UPDATE FCC Chairman Ajit Pai challenged wireless carriers to get involved in the effort to prevent contraband cell phones from getting to prisoners. Pai is convening a meeting February 7 at the Commission to discuss technological solutions. The Chairman asked carries to join him, local, state and federal prison officials to work on the problem, in an Op-Ed penned for the Post and Courier.
In fact, Pai sees carriers as the key to solving the problem of tens of thousands of illegal cell phones smuggled into prisons each year; devices used to commit crimes from behind bars. “They’re flown into prisons by drones, hidden in heads of lettuce, and welded into HVAC equipment,” states Pai.
Given their expertise and resources, Pai believes carriers can partner with correctional authorities to help determine the best, most cost-effective technological solutions to limit contraband use in prisons.
“They can work to block these devices from their networks. They can conduct tests in appropriate locations to see whether cellular signals can be directed away from prisons at reasonable cost without loss of service to surrounding communities,” writes Pai. Finally, carriers “can also explore how their own networks can potentially be used to help law enforcement identify contraband devices.”
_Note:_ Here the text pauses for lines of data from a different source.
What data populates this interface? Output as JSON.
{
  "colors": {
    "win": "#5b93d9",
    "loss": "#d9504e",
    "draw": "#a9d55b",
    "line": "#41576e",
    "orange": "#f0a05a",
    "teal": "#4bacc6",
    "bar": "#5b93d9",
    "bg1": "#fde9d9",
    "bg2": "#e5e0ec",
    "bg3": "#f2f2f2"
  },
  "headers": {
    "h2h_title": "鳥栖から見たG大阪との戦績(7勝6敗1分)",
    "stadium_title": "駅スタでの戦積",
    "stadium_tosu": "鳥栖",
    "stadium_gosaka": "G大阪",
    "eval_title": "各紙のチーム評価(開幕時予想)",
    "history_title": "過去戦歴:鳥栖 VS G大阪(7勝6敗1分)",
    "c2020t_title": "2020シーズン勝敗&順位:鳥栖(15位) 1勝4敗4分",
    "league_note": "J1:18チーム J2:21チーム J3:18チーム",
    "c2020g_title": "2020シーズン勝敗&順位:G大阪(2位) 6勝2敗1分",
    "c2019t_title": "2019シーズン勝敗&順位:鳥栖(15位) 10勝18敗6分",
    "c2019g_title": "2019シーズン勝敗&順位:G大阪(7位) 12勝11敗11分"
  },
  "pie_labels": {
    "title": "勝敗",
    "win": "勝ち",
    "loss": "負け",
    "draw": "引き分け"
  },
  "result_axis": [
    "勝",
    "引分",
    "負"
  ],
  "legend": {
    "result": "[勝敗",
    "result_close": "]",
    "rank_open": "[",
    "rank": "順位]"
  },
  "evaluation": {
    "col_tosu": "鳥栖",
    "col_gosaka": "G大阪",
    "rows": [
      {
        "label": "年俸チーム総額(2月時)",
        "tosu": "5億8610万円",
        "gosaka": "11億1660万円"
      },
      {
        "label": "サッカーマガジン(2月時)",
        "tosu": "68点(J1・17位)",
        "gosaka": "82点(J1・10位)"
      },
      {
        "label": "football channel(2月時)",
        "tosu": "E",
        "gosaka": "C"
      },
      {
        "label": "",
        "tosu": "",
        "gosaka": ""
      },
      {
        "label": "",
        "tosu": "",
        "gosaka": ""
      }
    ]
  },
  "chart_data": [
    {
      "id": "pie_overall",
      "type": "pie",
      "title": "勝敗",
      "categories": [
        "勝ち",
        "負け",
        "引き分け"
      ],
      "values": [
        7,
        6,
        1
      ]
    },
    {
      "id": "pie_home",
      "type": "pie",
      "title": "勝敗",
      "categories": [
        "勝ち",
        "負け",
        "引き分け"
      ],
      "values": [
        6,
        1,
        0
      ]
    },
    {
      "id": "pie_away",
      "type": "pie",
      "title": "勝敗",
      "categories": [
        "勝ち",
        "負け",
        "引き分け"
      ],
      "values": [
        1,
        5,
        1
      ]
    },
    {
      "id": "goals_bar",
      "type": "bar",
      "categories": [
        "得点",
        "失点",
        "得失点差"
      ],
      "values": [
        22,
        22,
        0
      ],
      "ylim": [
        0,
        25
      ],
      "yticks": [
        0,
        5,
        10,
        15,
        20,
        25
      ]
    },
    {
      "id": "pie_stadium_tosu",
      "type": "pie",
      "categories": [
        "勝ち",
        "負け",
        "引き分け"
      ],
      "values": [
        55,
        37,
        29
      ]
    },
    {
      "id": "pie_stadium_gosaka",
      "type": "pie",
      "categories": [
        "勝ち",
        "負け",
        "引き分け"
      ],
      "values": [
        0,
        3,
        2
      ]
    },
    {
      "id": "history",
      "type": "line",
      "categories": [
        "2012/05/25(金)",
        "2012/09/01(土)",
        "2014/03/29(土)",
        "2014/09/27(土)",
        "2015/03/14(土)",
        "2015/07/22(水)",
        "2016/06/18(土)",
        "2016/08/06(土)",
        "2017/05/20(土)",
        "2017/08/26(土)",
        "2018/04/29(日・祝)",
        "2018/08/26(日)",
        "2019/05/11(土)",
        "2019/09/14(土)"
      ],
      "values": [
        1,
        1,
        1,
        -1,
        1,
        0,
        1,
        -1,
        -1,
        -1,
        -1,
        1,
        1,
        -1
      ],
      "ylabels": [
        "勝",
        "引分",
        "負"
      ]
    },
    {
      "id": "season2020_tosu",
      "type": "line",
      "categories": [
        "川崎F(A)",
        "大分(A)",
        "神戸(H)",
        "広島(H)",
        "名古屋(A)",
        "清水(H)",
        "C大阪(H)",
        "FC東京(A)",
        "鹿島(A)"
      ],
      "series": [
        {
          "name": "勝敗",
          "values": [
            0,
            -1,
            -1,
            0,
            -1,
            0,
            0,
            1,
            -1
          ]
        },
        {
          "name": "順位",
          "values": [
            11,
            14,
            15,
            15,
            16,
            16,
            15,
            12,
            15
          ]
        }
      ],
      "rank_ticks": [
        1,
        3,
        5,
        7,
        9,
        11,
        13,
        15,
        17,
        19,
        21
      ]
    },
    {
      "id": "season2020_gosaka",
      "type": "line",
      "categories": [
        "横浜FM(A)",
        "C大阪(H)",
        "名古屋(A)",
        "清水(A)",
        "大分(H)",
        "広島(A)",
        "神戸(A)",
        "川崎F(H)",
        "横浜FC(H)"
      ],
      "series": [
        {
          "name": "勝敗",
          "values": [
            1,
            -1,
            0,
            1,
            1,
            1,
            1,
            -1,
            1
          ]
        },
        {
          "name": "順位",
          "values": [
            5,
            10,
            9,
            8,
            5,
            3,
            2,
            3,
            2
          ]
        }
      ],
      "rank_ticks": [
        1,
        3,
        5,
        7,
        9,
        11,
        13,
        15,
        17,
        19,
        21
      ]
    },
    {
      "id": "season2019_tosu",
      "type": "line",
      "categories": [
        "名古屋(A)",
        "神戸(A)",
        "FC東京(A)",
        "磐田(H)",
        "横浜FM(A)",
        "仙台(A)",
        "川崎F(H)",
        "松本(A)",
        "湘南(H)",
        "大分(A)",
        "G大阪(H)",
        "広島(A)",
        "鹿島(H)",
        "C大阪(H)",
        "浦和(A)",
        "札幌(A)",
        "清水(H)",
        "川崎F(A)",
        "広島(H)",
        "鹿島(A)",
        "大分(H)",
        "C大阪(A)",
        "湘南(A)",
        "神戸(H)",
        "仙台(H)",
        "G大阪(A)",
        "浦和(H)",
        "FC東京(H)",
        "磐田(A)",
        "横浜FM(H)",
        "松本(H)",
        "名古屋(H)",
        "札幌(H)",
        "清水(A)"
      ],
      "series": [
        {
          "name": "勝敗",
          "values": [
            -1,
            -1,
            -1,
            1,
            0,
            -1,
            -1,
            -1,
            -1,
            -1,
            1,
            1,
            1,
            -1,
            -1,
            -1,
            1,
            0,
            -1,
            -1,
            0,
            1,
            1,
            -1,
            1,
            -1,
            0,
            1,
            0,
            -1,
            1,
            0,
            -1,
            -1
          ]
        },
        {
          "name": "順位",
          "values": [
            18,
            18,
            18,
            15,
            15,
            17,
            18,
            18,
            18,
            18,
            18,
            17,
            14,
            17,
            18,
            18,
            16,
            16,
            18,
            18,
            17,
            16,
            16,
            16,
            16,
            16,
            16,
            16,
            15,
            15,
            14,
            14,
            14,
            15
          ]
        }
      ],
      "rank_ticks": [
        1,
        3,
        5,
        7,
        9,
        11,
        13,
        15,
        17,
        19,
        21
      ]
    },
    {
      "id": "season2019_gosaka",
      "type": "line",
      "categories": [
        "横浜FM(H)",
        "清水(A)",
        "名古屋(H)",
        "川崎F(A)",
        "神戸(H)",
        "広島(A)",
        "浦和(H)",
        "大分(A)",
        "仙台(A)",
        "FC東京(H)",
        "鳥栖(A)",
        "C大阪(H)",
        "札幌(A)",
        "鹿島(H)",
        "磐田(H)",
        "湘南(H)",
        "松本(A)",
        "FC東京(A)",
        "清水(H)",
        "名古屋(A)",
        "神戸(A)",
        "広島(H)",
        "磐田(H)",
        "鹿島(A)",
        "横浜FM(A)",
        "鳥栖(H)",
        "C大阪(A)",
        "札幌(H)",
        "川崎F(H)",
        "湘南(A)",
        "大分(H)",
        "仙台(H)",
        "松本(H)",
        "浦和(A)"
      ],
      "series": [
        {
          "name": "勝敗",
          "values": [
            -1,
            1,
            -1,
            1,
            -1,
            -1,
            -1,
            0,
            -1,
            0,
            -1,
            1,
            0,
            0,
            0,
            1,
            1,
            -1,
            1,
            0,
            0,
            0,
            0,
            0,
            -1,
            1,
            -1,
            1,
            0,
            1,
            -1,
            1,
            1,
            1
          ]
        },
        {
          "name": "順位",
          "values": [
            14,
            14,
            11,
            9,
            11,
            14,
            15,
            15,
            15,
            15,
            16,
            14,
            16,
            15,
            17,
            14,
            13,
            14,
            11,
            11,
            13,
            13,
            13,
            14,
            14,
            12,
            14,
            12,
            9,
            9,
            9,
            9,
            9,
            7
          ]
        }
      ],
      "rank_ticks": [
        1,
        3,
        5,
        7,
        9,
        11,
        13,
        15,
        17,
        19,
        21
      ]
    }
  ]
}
Officials in January conducted cell phone jamming technology in a federal prison in western Maryland. Previously, the problem has been lack of control over the signal coverage area; the issue is, how to jam the illegal cell phone signals inside the prison but not interfere with legitimate cell signals just outside the prison walls, such as those from first responders. Proponents of the latest tests say the technology has advanced and the range is now more predictable.